1. Patient characteristics
Of all 11 patients, two patients (patients 6 and 9) underwent primary laparotomy and the others underwent primary laparoscopy. Primary surgery was hysterectomy and bilateral salpingo-oophorectomy with cytoreductive surgery. Only one patient underwent unilateral oophorectomy with biopsy of the contralateral site for endometrioid carcinoma (patient 9). All second look surgery had undergone by laparoscopy. But one patient had been converted to laparotomy due to adhesion (patient 10). All patients had undergone primary surgery followed by six cycles of platinum-based chemotherapy. The median age of subjects was 54 years (range, 30 to 89 years). The median follow-up period was 54 months. The median difference between primary surgery and second look procedure was 8 months.
2. Second look laparoscopy results
Of 11 patients who underwent second look laparoscopy, eight patients (72.7%) had positive pathologic findings and three patients (27.3%) had negative pathologic findings (patients 7 to 9) (Table 1). The median number of biopsies taken was 7 (range, 1 to 20). Two patients underwent additional retroperitoneal lymphadenectomy on second look surgery (patients 3 and 10). The median hospital stay for second look laparoscopy was 10.45 days, and postoperative complications were not reported.
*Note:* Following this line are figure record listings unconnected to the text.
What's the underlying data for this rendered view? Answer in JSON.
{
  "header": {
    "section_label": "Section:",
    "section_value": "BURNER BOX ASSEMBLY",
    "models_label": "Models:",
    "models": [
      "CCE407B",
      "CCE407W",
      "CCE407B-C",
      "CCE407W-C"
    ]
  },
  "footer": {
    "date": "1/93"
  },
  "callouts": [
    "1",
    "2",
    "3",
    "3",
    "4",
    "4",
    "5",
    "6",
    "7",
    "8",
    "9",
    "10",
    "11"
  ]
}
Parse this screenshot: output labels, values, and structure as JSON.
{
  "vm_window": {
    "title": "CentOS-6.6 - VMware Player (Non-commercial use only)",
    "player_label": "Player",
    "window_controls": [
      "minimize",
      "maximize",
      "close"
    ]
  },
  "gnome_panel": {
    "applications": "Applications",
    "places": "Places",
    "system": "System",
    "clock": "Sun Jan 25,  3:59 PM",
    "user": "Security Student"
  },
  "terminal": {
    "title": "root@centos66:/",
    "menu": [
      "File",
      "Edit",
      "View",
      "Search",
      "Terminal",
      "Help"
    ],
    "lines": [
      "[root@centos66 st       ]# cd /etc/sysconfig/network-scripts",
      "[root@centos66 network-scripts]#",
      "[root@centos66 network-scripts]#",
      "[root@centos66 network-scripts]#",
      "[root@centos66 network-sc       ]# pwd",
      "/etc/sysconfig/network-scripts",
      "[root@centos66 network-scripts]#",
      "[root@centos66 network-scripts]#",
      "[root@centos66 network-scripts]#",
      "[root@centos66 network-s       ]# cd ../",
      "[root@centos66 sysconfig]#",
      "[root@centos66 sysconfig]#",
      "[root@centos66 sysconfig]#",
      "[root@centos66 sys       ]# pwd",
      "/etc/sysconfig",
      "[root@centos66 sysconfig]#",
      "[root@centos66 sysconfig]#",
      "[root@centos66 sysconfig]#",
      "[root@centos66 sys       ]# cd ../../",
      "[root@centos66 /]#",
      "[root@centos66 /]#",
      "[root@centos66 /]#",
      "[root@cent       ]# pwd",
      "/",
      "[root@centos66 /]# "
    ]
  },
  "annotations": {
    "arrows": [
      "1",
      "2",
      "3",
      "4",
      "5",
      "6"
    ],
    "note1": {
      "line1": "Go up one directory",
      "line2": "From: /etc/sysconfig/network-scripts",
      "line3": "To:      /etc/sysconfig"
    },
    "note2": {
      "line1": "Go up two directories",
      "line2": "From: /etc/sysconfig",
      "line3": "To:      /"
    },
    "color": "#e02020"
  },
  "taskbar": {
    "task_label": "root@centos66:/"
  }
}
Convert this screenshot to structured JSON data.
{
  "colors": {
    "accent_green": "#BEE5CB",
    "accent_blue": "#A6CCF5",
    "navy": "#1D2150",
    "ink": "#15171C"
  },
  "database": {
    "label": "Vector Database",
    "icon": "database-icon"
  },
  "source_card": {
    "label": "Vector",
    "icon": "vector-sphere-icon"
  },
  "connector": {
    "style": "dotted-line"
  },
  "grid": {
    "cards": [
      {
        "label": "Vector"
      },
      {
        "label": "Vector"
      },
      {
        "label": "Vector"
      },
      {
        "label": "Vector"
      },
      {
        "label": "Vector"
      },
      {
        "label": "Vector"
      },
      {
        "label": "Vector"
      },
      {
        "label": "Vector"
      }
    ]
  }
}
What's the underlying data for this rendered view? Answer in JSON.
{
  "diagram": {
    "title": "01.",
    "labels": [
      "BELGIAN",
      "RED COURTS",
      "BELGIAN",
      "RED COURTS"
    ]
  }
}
At the close of this study, the following findings were noted. Three patients with negative findings on tumor markers, imaging, and second look laparoscopy had no recurrence (5 years after second look laparoscopy) (patients 7 to 9). Seven patients (63.6%) who had positive second look laparoscopy are surviving with the disease (5 years after second look laparoscopy) and were treated with consolidation chemotherapy (patients 2 to 6, 10, 11). And one patient (12.5%) who had negative imaging study but positive tumor markers and second look laparoscopy succumbed to disease (patient 1).
3. Tumor markers and imaging studies
CA 125 level was higher in only one patient of eight patients with positive second look laparoscopy (12.5%, patient 1). The CA 125 level was determined at least 4 weeks before the second look laparoscopic procedure.
Four patients had a recorded increase in FDG uptake (36.4%; patients 3, 4, 9, 11). The increased standardized uptake value in specific regions of the scans of the three patients corresponded to positive biopsies from those regions (patients 3, 4, 11) (Fig. 1). The patient 9 had positive finding on PET-CT, but pathologic negative findings on second-look laparoscopy were interpreted as PET-CT uptake due to non-specific inflammation. The standardized uptake value cut off used in our institution is four. None of the patients had abnormal CT scan findings.
Figure 1. Pre-second look laparoscopy PET-CT results. Arrows are indicating area of FDG uptakes. Increasing in FDG uptake on right peri-external vessel area (patient 3) (A), omental seeding (patient 4) (B), left paraspinal area of L2 spine, false positive (patient 9) (C), and right posterior side from bladder (patient 11) (D).
The sensitivity, specificity, positive predictive value and negative predictive value of the study were calculated based on the recurrence of cancer. And the recurrence was diagnosed by positive pathologic finding in second look laparoscopy. The negative predictive rates of PET-CT, CT scan, and tumor markers were 27.3%, 25.0%, and 27.3%, respectively (Table 2).
4. Treatment after second look laparoscopy
Eight patients had positive findings on second look laparoscopy (patients 1 to 6, 10, 11). The seven patients were treated with consolidation chemotherapy and the other one died of advanced stage and disseminated intravascular coagulation (patient 1). Four patients were treated with topotecan-cisplatin chemotherapy, and two patients were treated with Taxotere-cisplatin chemotherapy. One patient was treated with monotherapy topotecan regimen. Three patients with negative second look laparoscopy did not receive consolidation treatment (patients 7 to 9). Their disease-free survival were not calculated because of the recent nature of their disease.
The 5-year survival rate was 77.78% and it was calculated except two patients due to loss of following (patients 8 and 10). The 5-year survival rate for stage I was 100%, stage II was 100%, stage III was 66.67% and stage IV was 66.67%. The 5-year recurrence rate was 0%, 50%, 66.67%, and 33.33% for stages I, II, III, and IV, respectively. The 5-year survival rate of patients with consolidation therapy was 66.67%, and the 5-year recurrence rate was 33.33%.